Ms could split each stage in two, ends with a 12 stages pipeline more likely to reach high frequency. It's possible might yeld better result but resolve in more work and Ms has already quiet some work to do. That's why for the sake of my hypothesis I used the waternoose.
The waternoose is a long pipeline design that is not that power hungry (more than the cell but nothing bothering) running modified xenons @3.2GHz should be less of a challenge.
As I state Ms would have quiet some work on the table.
They would need a new instruction set for the VPU
They would have to design a real good VPU, to give the design a chance they aim at the kind of density STI reached with the SPU (1.4x the number of transistors per mm² compared to ppu/px). Thus it should be a huge ingeneering effort.
Then come the caches, once again huge effort here:
better latencies, good prefetching capability, ldetermine in which way the L2 cache(s) is shared among the different cores, implement the same tricks as Intel (some new instruction in regard to the L2 cache, read only policy within the different "non shared" L2 (no matter how it shared or the layout). Once density would also be a concern.
Then come the fixed function units (texture sampler) and how they are shared among the different cores.
Here a gross estimation based on cell datas:
--------------SPE---------- PPE--------xenon
90 nm----14.76------- 26.86--------168
65 nm----11.08--------19.6----------122
45 nm-----6.47---------11.32---------70
then the gross estimation
@45nm
Xenon x4
12cores, L2+4Mo
~300GFlops
~280mm²
XenonII x4
~1200GFlops
320mm ---> (random increase due to bigger VPU, texture samplers, and a Lot more registers (smtx4+512bit wide vpu))
@45nm XenonII => 80mm²
As it stand Ms would not lag that much behind GPU manufacturers, say @32nm they manage to pack 60% more transistors per mm² we have this:
@32nm Xenon II would be 48mm² and worse 300GFlops.
It's likely to be less as Ms would focus on density. I feel like 40mm²(@45nm) for wider VPU+bunch of registers some fixed function units is healthy estimate if we look at the kind of density ATI achieves for example.
I would say that depending on engineering efforts and how good is the process MS could lend anywhere between 35 and 45 mm² for the reworked xenon.

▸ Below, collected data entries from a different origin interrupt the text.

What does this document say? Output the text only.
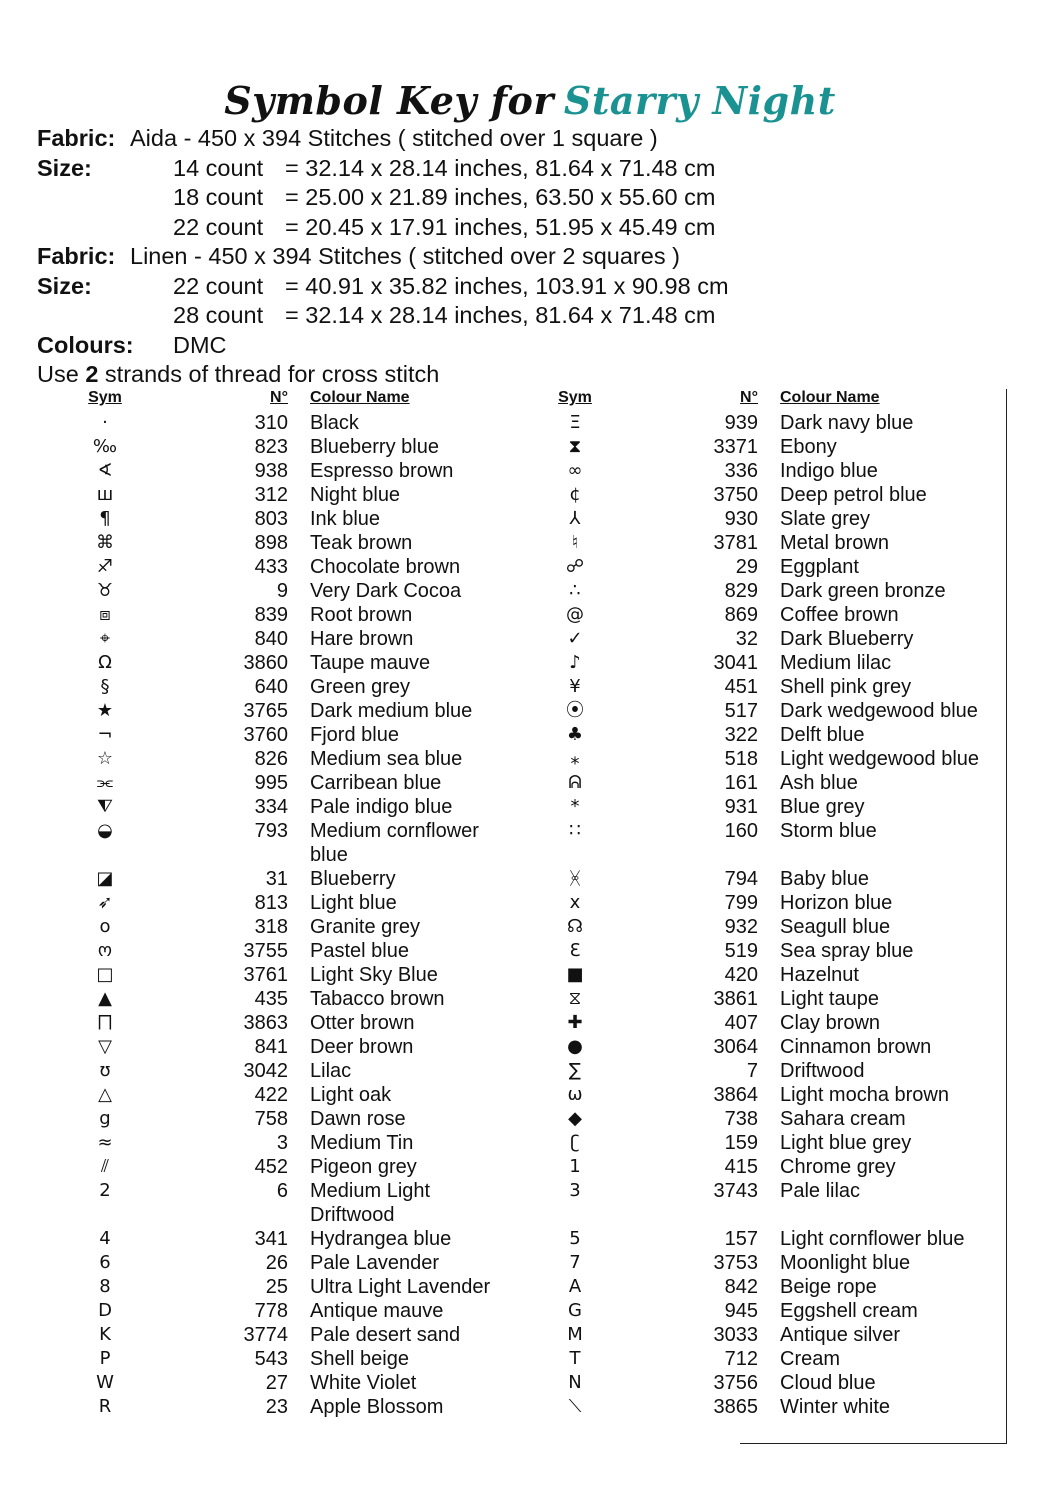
Symbol Key for Starry Night
Fabric: Aida - 450 x 394 Stitches ( stitched over 1 square )
Size:	14 count = 32.14 x 28.14 inches, 81.64 x 71.48 cm
18 count = 25.00 x 21.89 inches, 63.50 x 55.60 cm
22 count = 20.45 x 17.91 inches, 51.95 x 45.49 cm
Fabric: Linen - 450 x 394 Stitches ( stitched over 2 squares )
Size:	22 count = 40.91 x 35.82 inches, 103.91 x 90.98 cm
28 count = 32.14 x 28.14 inches, 81.64 x 71.48 cm
Colours:	DMC
Use 2 strands of thread for cross stitch
Sym	N°	Colour Name
·	310	Black
‰	823	Blueberry blue
∢	938	Espresso brown
ш	312	Night blue
¶	803	Ink blue
⌘	898	Teak brown
♐	433	Chocolate brown
♉	9	Very Dark Cocoa
⧈	839	Root brown
⌖	840	Hare brown
Ω	3860	Taupe mauve
§	640	Green grey
★	3765	Dark medium blue
¬	3760	Fjord blue
☆	826	Medium sea blue
⫘	995	Carribean blue
⧨	334	Pale indigo blue
◒	793	Medium cornflower blue
◪	31	Blueberry
➶	813	Light blue
o	318	Granite grey
ო	3755	Pastel blue
□	3761	Light Sky Blue
▲	435	Tabacco brown
⨅	3863	Otter brown
▽	841	Deer brown
ʊ	3042	Lilac
△	422	Light oak
g	758	Dawn rose
≈	3	Medium Tin
⫽	452	Pigeon grey
2	6	Medium Light Driftwood
4	341	Hydrangea blue
6	26	Pale Lavender
8	25	Ultra Light Lavender
D	778	Antique mauve
K	3774	Pale desert sand
P	543	Shell beige
W	27	White Violet
R	23	Apple Blossom
Sym	N°	Colour Name
Ξ	939	Dark navy blue
⧗	3371	Ebony
∞	336	Indigo blue
¢	3750	Deep petrol blue
⅄	930	Slate grey
♮	3781	Metal brown
☍	29	Eggplant
∴	829	Dark green bronze
@	869	Coffee brown
✓	32	Dark Blueberry
♪	3041	Medium lilac
¥	451	Shell pink grey
⦿	517	Dark wedgewood blue
♣	322	Delft blue
⁎	518	Light wedgewood blue
ᕱ	161	Ash blue
*	931	Blue grey
∷	160	Storm blue
ᚸ	794	Baby blue
x	799	Horizon blue
☊	932	Seagull blue
Ɛ	519	Sea spray blue
■	420	Hazelnut
⧖	3861	Light taupe
✚	407	Clay brown
●	3064	Cinnamon brown
∑	7	Driftwood
ω	3864	Light mocha brown
◆	738	Sahara cream
ʗ	159	Light blue grey
1	415	Chrome grey
3	3743	Pale lilac
5	157	Light cornflower blue
7	3753	Moonlight blue
A	842	Beige rope
G	945	Eggshell cream
M	3033	Antique silver
T	712	Cream
N	3756	Cloud blue
⟍	3865	Winter white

I we consider 40mm²=300GFlops MS would have legs to design something worse it.
For example depending on the silicon budget and power consumption/thermal dissipation ( and obviously retail price they aim at launch) could end with these kind of designs:
One chip systems:
8 xenonII (24 cores)
L2 cahe 8MO
~320mm²
2.4TFlops @3.2GHZ
6 XenonII (18 cores)
L2 cache 6MO
~240mm²
2TFlop @3.6GHZ.
A two chips design could be like this:
2x 4XenonII (24 cores)
2x160mm²
2x1.5TFlops @4GHZ
6 XenonII (36 cores)
2x240mm²
2X1.8TFlops @3.2Ghz
These example are random to show that Ms could have ways to adapt to meet its performace goals.
My most optimistic prevision could that Ms manage to have the XenonII around 35mm² or less (huge effort on density + good process) and good TDP and I would go with a one chip:
10 xenonII (30 cores)
L2 cache 10Mo
350 mm² or slightly less
3TFlops @3.2GHZ or higher
EDIT those are random numbers for the sake of discussion.
The real question remains can MS afford the R&D behind such a project?